Renters in the city will need to save nearly twice as much as home owners to have an active life when they retire, new figures show.
According to Massey University research, couples in urban areas would need their pensions plus savings of $486,000 to have the kind of lifestyle labelled in the report as: "Metro - Choices".
"We know that the generation coming through have lower levels of home ownership" - Massey University academic Claire Matthews
To raise that sort of money they would need to put aside $608 a week if they started saving at the age of 50.
But the authors of this report said this figure was based on the fact that most elderly people owned their own home.
If people aged 65 were renters they would need $876,000 - requiring savings of about $1000 a week.
The research is based on figures from Statistics New Zealand, and covers the 12 months until June 2016.
Massey University academic Claire Matthews said there could be real problems in future.
"At the moment you have got among your retirees baby boomers and a generation of high home ownership," Dr Matthews said.
"But we know that the generation coming through have lower levels of home ownership and there is no indication that that is going to improve."
Leroy Beckett, a spokesman for youth lobby group Generation Zero, said a whole generation risked being priced out of home ownership, which would make life very hard for them when they were older.
"No one should need more reasons [than there are already] that we should act on the housing crisis," he said.
"But this is another reminder of the long-term effects of not building more houses in Auckland.

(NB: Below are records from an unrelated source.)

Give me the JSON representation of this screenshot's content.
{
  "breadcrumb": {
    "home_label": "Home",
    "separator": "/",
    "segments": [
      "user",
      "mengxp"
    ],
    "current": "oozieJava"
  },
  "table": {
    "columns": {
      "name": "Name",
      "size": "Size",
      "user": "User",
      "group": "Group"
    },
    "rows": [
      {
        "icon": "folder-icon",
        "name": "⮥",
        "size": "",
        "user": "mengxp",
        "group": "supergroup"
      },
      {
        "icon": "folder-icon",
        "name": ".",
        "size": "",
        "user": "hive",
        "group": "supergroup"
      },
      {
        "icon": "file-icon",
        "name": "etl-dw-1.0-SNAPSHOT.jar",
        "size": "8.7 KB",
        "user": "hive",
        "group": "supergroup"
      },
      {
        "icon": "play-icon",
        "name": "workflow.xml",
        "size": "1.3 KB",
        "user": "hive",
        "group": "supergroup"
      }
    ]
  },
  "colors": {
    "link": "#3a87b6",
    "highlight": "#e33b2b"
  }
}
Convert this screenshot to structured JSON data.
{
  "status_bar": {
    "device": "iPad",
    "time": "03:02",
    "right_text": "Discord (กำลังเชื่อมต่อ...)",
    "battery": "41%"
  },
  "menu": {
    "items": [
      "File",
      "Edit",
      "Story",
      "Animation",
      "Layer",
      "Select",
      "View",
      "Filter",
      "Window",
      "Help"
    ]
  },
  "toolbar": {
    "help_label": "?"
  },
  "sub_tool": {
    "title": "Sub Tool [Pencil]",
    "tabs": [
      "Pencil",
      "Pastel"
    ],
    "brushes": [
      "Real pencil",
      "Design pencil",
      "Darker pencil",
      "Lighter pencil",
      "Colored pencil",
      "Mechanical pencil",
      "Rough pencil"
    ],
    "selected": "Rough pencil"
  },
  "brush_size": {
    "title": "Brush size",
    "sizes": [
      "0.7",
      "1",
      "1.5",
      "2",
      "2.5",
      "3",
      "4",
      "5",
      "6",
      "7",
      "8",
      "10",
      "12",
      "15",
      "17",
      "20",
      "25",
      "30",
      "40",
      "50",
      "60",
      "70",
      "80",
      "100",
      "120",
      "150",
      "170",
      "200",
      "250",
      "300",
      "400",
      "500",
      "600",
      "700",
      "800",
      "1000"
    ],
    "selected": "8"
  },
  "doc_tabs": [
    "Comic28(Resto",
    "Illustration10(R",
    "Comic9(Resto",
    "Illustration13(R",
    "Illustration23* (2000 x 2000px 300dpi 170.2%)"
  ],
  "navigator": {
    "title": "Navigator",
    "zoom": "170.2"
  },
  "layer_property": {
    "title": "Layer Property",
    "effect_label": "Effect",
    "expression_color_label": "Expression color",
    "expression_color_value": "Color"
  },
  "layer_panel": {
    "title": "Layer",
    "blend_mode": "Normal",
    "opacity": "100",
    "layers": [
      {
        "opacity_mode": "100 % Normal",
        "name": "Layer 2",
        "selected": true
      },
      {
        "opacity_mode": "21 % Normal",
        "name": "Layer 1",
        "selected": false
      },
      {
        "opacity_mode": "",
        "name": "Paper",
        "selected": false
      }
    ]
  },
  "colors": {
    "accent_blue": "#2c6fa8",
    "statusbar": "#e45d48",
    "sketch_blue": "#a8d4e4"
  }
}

"It is going to shut out a generation from the housing market, which means we will have to save more for our retirement, which will in turn put more pressure on social services."
David Boyle from the Commission for Financial Capability - the former Retirement Commission - said the problem could be eased by people working after 65 and saving money before 65.
If they did not the problems could be serious.
"The message is obviously that if you are not going to be a position of having your own home ... this is the time to start building your savings."